#Venezia79: Il signore delle formiche, la recensione del film di Gianni Amelio

il signore delle formiche

«Questo film è liberamente ispirato agli eventi dell’Italia degli anni ‘60». Inizia così Il signore delle formiche (trailer), il nuovo film di Gianni Amelio, il secondo di fila dopo Hammamet che affonda le mani sui densi eventi attorno a dense personalità adottando però una formula traversa. Perché già come in Hammamet il regista pare voler navigare di più nello spazio di quel “liberamente” che negli “eventi” che richiama a parole.

Per quello che riguardava la storia sul buen retiro del presidente Bettino Craxi sceglieva la chiave del confronto con un giovane intruso, mentre per Il signore delle formiche favorisce un racconto intimo dalle tinte quasi autobiografiche, una storia d’amore diluita nel lungo periodo in cui ha conosciuto gli alti e i bassi. Eppure a viverla non è una persona qualsiasi. È Aldo Braibanti (un sempre encomiabile Luigi Lo Cascio), esperto mirmecologo e intellettuale a tutto tondo, protagonista dal 1964 al 1968 del cosiddetto Caso Braibanti che lo vide accusato del controverso reato di plagio nei confronti del suo giovane amante e collaboratore Ettore (Leonardo Maltese).

Una faccendaccia tutta italiana, che ebbe incredibile eco sull’attualità dell’epoca per il modo in cui la legge, di matrice fascista, venne applicata in quella sola e unica occasione come strumento di repressione di un’omosessualità manifesta. Come detto, per Amelio Il signore delle formiche è però prima una storia d’affetti che di elaborazione di un contesto sociale e politico, che ancora una volta l’autore (in sceneggiatura assieme a Edoardo Petti e Federico Fava) si limita a suggerire, a porre sullo sfondo del teatro.

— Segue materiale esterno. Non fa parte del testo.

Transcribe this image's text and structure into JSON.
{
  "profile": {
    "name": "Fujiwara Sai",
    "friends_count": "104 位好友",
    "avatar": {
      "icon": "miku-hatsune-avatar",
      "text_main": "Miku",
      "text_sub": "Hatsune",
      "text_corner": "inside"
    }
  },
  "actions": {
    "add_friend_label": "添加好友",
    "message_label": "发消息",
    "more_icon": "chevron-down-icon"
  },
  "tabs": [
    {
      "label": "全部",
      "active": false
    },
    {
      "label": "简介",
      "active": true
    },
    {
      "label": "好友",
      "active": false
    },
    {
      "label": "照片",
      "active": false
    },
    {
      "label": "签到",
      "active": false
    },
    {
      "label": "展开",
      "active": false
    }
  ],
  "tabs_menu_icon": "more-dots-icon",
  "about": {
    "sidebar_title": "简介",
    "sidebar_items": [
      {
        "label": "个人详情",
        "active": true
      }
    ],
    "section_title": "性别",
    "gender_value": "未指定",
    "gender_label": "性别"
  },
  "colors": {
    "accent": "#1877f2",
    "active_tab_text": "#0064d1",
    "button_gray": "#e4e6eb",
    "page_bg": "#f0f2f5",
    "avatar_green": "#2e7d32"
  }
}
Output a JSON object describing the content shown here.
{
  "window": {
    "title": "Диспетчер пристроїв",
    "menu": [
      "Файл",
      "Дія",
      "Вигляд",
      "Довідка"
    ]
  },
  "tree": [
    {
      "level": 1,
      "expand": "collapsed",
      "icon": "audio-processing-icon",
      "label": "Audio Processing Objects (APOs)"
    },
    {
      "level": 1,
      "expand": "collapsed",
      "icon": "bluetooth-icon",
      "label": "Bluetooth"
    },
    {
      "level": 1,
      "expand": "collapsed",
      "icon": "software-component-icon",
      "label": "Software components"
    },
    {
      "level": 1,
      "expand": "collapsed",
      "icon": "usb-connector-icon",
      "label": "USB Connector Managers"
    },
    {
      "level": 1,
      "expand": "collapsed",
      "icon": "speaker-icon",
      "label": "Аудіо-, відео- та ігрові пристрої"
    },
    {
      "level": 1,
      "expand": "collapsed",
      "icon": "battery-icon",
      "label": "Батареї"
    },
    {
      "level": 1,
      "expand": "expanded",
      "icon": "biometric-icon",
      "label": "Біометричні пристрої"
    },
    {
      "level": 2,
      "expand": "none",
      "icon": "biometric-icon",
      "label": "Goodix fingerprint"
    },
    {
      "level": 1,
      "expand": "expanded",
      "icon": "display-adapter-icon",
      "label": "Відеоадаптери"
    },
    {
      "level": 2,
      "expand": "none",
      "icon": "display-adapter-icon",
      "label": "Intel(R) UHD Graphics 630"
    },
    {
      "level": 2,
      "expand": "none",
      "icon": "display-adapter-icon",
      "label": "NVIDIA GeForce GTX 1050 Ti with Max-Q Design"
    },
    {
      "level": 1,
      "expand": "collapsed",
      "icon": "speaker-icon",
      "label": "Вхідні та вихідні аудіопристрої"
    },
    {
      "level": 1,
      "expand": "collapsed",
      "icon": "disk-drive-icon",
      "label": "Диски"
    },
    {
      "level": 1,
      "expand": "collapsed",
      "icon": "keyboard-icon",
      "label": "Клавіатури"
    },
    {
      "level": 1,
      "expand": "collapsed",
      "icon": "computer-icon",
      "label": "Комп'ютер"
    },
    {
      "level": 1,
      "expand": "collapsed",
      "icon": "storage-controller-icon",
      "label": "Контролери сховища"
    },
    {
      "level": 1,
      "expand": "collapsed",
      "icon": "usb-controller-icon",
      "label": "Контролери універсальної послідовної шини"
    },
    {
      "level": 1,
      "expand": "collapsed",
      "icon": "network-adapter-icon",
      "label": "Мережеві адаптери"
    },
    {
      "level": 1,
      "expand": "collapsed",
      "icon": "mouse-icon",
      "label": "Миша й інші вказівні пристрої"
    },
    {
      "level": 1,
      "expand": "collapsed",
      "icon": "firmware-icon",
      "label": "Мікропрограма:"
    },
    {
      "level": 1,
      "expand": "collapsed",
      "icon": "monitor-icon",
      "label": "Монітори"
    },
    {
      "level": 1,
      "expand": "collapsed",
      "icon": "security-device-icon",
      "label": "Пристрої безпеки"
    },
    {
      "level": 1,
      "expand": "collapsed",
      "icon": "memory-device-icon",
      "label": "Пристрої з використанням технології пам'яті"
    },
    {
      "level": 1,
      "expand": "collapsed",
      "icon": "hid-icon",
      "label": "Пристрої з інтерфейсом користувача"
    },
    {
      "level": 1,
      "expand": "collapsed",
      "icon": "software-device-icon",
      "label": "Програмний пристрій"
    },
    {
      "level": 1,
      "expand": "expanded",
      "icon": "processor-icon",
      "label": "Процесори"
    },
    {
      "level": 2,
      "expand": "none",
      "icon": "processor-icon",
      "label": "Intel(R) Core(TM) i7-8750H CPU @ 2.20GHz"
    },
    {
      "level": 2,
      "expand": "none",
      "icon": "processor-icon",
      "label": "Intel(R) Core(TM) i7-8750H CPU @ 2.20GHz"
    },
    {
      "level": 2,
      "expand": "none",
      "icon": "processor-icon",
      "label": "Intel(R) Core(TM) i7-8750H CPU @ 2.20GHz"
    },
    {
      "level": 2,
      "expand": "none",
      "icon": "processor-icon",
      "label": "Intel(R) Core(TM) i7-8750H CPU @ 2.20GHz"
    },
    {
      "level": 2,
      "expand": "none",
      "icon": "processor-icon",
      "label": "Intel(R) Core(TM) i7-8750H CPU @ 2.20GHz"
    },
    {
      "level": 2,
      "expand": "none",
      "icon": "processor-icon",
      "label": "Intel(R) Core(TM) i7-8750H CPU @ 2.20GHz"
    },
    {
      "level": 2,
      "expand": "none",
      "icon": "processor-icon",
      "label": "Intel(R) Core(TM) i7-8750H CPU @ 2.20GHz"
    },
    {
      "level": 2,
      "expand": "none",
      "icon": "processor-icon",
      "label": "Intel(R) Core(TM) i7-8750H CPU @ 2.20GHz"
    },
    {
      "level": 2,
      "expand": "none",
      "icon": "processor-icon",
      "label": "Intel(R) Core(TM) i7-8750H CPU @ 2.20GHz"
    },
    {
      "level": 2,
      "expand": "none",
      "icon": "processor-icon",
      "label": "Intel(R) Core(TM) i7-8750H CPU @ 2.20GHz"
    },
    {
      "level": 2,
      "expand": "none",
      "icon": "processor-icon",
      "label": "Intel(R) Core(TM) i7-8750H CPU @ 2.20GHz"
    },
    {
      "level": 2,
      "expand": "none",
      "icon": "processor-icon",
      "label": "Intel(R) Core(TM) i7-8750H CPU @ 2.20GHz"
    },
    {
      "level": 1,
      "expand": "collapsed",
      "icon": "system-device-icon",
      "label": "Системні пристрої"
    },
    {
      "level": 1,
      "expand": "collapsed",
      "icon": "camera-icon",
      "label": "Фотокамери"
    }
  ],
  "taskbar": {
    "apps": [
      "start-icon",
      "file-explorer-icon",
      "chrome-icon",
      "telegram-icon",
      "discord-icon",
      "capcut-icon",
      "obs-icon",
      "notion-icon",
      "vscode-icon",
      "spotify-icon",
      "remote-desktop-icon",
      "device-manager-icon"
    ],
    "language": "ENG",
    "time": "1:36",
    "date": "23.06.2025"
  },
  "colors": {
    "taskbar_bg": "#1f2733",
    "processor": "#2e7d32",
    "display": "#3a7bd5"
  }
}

Il processo a Braibanti c’è, ma occupa una porzione della seconda parte di film che tra l’altro trasla sulla figura un po’ parziale del giornalista de L’Unità Marcello (Elio Germano), mentre per l’intera prima ora intesse il rapporto tra Aldo ed Ettore. Lo circoscrive all’interno di una cornice dove lo studioso emerge come figura enigmatica e anche problematica, uomo arroccato nella sua “Torre” che fa da polo culturale dove accoglie, e forse attira pure con il suo ascendente, molti giovani studenti. Nel controcampo ci sono Ettore e i tentativi della famiglia di spezzare a ogni costo questa relazione compromettente snocciolata con piccoli salti temporali tra il ’59, il ’60, il ’64, il ’68.

Qui Amelio ha un tocco molto delicato (bellissima la scena dell’ultimo incontro sotto un sole bagnato da una leggera pioggia) e anche onesto nell’intercettare le sfumature di un personaggio dalle molte angolature. Può quindi bastare accettare la storia d’amore in un film il cui protagonista è tale personalità? Probabilmente no, anche perché la già citata seconda metà si pone come un cinema istituzionale rigoroso, composto (dietro c’è anche Rai Cinema), le cui singole unità (la stampa, la religione, la legge) sono espressioni che devono essere presenti ma mai poste sotto occhio radicale, mai discusse nei violenti contrasti di cui la vera storia di Braibanti era ricca.

Un altro film che insomma parla a chi già sa, che della ciclica e infame violenza mossa nei confronti della comunità omosessuale prende il personale nucleo romantico tagliando di netto fuori una messa in discussione della cosa pubblica, della politica come contraddittorio strumento di offesa. È quello che all’ultimo dittico di Amelio manca, che ne mina la capacità di farsi fiamma sopra la scintilla, che non si discute nell’intima necessità individuale ma che pure si rifugia nella dimora di cristallo dopo aver appeso i manifesti.